O sonho de continuar esse legado matriarcal, Erika não tem. "Não tenho essa coisa de ser mãe, formar família, ter um filhinho... Tudo isso é muito trabalho", opina a deputada, que namora há cerca de 8 meses o fotógrafo e diretor Daniel Zezza, um homem trans. "Por que eu teria que me relacionar apenas com alguém que tivesse um corpo como o meu, por que não amar uma pessoa num corpo diferente? Vivi da prostituição a minha adolescência inteira e na prostituição a gente tem um grande vácuo sentimental. As pessoas trans, travestis, se transformam num objeto, alguém que não deve receber afeto, que não tem esse direito. Foram decepções, medos, abusos sexuais, emocionais, psíquicos, físicos. E talvez isso possa, sim, ter mudado o meu olhar sobre o me relacionar".

Os dois tentam equilibrar as agendas dentro do turbilhão que se tornou o ano de 2023 para Erika. "Eu não sei como ele sente em relação a tudo isso, sei que muitas vezes fica escantilhado quando saímos pra jantar, por exemplo, porque existe uma demanda de pessoas querendo chegar perto. Mas levamos uma vida muito normal, dentro do possível, nessa ponte aérea semanal. Mas pelo menos os fins de semana são reservados pra gente", diz.

Quando se despe da pessoa pública nem sempre Erika se torna apenas ela mesma. O celular acaba sendo o elo entre as duas personas. "A gente vive conectado demais, nada fica pra amanhã", reflete. Para se "blindar", ela tem testado desligar o aparelho algumas vezes, ouvir mais música ("escutei tanto o último disco da Beyoncé, que as pessoas ficaram de saco cheio. Mas ouço de tudo"), se exercitar, ver uma bobagem na televisão, como frisa. Do lado de fora, outro elo com sua vida pública: seus seguranças. Erika aumentou sua escolta: "Hoje, como deputada em Brasília , por incrível que pareça, me sinto mais protegida. Como vereadora, eram muitas as ameaças de morte, quase que diariamente".
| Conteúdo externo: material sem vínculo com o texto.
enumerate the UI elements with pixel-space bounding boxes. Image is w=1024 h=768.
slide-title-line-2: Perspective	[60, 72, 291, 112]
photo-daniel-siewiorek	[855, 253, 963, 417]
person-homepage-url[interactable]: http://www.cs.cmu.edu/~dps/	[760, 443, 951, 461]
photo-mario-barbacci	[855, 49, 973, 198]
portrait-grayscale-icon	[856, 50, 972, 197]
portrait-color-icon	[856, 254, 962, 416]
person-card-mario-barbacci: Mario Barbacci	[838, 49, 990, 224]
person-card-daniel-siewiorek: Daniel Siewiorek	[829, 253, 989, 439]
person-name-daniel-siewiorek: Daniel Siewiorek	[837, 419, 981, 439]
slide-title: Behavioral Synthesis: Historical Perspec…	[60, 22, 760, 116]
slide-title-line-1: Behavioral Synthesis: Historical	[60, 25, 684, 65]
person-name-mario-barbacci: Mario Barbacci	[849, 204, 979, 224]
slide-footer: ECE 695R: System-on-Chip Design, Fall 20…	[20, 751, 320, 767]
Ela não teme por si. Teme pelo todo. O que sai das canetas dos políticos a amedronta mais. Como um dia já teve receio do futuro. Hoje, se pudesse, não voltaria no tempo para fazer escolhas diferentes. Mas gostaria de conversar com sua antiga versão: "A pegaria no colo, encheria de carinho, de afeto, gostaria de acalentá-la. Diria para que ela não desistisse, que todo aquele sofrimento, as dores, o choro, a solidão serviriam para que ela se transformasse no que sou hoje. E mostraria como ela é amada".